If testing and reports of Cronobacter cases were more common – Minnesota is now the only state requiring reports of bacteria – there may well be microbiological evidence linking infant death and infection at the Abbott Sturgis facility.
Even without a smoking gun the facts represent a disastrous case against Abbott. According to the Justice Department’s complaint against the company, Abbott found Cronobacter in a finished product manufactured on two production lines, in August 2019 and June 2020, as well as in numerous environmental samples. A recent FDA audit documented “310 aquatic events including water, moisture and condensate leaks in dry powder infant production areas”.
And an informant’s report released by the FDA in October 2021 alleges that the company falsified product safety records, released untested products, failed to correct labels that interfered with tracking, and hid information from FDA auditors.
As more ugly details emerge, Congress leaders are asking why the FDA has failed to act earlier to protect consumers, and rightly so. The agency’s reluctance to take action against Abbott points to the need for fundamental reform that makes food safety a priority.
Congress must pass a law establishing a single independent food safety agency.

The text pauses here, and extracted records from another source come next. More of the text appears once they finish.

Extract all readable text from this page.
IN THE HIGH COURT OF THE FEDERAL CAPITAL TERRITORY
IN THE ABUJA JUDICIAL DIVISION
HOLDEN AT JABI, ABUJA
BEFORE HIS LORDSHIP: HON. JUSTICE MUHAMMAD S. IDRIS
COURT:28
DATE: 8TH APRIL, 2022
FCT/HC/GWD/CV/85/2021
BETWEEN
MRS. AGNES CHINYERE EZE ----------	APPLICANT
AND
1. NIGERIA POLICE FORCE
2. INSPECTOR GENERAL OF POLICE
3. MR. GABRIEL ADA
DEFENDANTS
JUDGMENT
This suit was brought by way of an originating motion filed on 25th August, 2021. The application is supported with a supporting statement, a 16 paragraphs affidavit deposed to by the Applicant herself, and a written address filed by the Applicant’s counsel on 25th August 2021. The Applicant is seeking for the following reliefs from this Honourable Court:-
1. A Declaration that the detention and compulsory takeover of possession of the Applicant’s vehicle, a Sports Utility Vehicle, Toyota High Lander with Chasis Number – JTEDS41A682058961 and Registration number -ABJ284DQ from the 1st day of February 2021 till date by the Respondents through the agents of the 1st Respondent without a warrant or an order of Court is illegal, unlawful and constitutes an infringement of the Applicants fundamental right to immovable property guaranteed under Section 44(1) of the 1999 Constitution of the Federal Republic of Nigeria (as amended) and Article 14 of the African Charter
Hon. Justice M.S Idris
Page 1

This would be an ideal solution to fix our fragmented food regulatory system, which provides that the pepperoni processor visits the USDA inspector every day, while the FDA may take two years to conduct a follow-up inspection of the baby formula plant with striking equipment defects and positive microbiological samples.
More immediately, Commissioner Robert Calif must reinstate the Deputy Commissioner for Nutrition, which was removed during the Trump administration. This would combine the FDA’s food program under one leader with accountability to the Commissioner and authority over the various FDA components related to food.
In any case, Congress must hold the FDA accountable and refuse to return to the status quo.
Thomas Gremillion is the Director of Food Policy at the Consumer Federation of America. He wrote this for InsideSources.com.